No Sellers, No Buyers

A new construction a couple of blocks away from me has been listed on Zillow for 213 days. The house is beautiful. The only thing wrong with it is when it was listed. This home would have sold for asking or above if it had been built twelve months earlier.

The mortgage market has had a heck of a transformation over the past year. From 2014 through 2021, the average 30-year mortgage was 3.8%. It recently hit 7%.

Like every other market in the world, real estate has a large psychological component. But unlike liquid markets where Animal Spirits can dominate, primary residences are more governed by arithmetic than almost anything else. The prices are what they are, and you can either pay for the mortgage or you cannot.

With interest rates up so much, you would think that prices would come down to meet buyers at a number they can afford. That hasn’t happened yet. The median listing price is still up 6% year-over year.

Instead, sellers are just staying put. New listings through for January through March are down significantly from where they were over the past couple of years.

Inventory has had an epic collapse from its high, but there are some signs it may be bottoming. This chart from Bill McBride via Altos shows that inventory is up 0.2% week over week.

I’m on Zillow regularly, and I can tell you that activity in my neighborhood is bone dry. Only ten homes are listed, and for context, there are over 10,000 where I live. Four of the ten homes available were listed in the last two weeks. I know there’s seasonality stuff here, but still, it’s a start. But consistent with the second chart in this post, prices are still way too high.
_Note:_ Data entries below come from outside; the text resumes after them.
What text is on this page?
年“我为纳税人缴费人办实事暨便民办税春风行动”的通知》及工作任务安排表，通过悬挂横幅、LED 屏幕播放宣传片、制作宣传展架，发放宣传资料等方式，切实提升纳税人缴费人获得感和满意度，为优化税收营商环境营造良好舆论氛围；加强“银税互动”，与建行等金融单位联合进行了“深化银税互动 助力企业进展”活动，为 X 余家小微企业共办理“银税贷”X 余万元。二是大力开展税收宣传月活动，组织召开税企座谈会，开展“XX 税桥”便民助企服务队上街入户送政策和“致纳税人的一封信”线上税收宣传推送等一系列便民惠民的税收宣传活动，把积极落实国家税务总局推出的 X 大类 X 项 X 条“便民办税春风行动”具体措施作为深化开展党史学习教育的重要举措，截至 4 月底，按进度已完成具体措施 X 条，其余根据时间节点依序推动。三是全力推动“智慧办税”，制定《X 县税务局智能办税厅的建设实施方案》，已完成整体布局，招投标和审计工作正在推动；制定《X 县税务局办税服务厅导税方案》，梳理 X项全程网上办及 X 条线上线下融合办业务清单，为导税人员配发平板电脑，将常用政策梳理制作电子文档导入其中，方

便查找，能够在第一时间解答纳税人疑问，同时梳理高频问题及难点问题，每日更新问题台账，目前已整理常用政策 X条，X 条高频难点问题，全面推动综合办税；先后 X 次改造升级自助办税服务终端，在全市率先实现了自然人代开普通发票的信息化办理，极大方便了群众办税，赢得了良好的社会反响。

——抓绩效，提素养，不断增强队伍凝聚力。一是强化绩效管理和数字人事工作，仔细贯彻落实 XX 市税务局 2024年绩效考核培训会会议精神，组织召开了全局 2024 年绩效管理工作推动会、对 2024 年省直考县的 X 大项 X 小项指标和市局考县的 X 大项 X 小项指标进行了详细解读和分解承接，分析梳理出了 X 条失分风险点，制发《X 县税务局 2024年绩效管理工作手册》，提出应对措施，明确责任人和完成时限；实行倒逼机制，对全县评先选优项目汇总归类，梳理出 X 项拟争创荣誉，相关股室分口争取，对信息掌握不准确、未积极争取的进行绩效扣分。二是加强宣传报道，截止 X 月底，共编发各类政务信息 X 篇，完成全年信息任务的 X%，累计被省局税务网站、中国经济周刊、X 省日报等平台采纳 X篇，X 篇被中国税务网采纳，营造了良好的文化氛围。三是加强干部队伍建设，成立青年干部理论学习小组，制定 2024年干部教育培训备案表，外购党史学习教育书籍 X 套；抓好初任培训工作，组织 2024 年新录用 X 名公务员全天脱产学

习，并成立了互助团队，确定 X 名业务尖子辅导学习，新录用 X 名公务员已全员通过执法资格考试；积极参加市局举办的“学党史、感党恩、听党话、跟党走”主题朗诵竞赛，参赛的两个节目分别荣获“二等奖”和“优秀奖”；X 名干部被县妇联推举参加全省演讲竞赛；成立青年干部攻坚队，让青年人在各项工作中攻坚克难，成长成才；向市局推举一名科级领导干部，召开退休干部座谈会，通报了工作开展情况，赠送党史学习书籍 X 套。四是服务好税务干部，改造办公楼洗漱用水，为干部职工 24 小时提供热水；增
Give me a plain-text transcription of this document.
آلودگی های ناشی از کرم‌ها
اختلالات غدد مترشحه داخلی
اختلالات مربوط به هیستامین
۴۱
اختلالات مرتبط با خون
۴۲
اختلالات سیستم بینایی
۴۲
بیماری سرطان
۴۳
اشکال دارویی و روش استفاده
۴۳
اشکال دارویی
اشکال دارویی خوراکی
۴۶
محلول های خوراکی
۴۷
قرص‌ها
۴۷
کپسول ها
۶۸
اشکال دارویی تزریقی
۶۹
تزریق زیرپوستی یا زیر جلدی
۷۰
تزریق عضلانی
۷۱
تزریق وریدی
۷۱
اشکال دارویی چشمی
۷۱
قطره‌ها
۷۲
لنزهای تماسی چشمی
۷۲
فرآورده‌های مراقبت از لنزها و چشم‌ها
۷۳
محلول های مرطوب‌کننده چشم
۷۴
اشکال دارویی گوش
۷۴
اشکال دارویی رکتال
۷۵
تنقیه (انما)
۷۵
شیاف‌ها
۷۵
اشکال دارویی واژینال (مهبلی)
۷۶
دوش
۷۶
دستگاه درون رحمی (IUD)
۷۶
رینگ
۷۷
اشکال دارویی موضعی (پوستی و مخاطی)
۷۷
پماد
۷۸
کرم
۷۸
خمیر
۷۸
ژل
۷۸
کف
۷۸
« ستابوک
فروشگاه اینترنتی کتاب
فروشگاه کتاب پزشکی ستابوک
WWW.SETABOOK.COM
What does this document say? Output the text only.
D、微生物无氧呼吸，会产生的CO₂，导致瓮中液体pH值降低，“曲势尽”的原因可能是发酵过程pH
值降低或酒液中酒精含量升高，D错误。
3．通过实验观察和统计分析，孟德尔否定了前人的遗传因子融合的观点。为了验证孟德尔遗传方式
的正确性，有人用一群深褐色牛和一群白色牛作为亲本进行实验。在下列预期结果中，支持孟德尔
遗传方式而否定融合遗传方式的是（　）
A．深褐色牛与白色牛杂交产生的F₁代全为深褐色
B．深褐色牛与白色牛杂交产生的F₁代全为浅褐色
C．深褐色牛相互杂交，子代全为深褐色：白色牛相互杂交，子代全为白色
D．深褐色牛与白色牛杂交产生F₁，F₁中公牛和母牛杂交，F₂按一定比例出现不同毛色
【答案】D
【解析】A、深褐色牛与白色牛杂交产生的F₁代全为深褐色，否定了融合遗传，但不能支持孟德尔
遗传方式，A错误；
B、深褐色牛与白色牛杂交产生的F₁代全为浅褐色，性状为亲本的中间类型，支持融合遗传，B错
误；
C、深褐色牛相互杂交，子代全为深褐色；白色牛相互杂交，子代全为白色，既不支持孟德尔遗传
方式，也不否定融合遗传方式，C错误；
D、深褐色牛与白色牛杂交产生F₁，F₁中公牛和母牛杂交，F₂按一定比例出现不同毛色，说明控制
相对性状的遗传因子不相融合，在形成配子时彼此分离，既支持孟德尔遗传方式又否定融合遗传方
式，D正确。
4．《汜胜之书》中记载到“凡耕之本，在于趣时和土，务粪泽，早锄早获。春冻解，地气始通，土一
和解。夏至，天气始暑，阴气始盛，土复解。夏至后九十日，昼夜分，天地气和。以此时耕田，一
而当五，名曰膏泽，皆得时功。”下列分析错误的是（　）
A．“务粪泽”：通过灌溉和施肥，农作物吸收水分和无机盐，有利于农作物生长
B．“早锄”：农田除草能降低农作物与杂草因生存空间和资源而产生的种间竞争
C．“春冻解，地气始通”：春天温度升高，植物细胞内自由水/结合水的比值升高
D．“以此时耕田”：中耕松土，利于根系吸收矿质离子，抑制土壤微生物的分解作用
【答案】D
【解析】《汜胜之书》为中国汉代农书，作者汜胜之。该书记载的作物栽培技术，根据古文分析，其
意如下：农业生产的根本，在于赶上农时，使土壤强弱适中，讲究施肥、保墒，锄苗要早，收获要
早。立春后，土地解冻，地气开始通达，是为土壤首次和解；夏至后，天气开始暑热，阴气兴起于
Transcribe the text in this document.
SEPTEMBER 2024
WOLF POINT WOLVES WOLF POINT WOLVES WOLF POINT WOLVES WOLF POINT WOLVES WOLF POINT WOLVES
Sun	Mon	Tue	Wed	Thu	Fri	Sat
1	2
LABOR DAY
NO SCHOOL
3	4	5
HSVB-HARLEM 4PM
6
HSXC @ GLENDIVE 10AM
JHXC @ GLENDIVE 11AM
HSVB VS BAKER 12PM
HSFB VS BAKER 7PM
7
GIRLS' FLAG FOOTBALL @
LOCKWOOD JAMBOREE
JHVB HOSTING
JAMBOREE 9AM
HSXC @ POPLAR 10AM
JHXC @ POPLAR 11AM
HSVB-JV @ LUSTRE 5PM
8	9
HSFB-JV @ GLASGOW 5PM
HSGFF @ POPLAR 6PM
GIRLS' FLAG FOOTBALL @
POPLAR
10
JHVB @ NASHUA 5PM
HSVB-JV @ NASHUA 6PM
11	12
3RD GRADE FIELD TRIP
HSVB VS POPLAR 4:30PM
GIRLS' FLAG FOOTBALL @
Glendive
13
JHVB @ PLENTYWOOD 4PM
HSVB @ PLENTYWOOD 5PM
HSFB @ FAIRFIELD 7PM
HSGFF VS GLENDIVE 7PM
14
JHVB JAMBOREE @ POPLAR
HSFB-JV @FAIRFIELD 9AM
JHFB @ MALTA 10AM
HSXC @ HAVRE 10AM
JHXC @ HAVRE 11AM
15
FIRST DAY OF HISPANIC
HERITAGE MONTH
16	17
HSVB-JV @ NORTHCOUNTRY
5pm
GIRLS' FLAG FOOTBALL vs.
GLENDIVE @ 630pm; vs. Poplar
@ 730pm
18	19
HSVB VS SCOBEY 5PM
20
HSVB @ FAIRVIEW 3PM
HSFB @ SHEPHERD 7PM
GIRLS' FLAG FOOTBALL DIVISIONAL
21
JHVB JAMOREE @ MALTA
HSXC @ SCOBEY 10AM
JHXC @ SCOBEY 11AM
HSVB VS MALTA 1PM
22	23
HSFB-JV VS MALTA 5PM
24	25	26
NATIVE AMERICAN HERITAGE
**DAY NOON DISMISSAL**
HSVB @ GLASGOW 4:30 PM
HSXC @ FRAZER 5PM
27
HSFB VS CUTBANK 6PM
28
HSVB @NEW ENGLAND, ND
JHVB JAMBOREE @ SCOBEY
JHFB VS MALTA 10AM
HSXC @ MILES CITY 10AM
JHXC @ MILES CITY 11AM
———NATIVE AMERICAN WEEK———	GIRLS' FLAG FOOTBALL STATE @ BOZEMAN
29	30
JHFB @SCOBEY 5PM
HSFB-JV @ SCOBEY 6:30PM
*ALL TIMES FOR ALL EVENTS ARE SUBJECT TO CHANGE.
That new listing is gonna cost somebody an extra ~$1,500 a month for the mortgage, or $18,000 a year. Sellers are anchored to 2021, and buyers are anchored to their checking accounts.

Unless rates come down, we’re not going to see activity pick up until sellers wake up to the fact that the environment is fundamentally different. You can drive a truck through the bid-ask spread, and it may stay this way longer than people think. Sellers have the upper hand as long as they don’t need to move. For now, they’re waiting for buyers to come to them.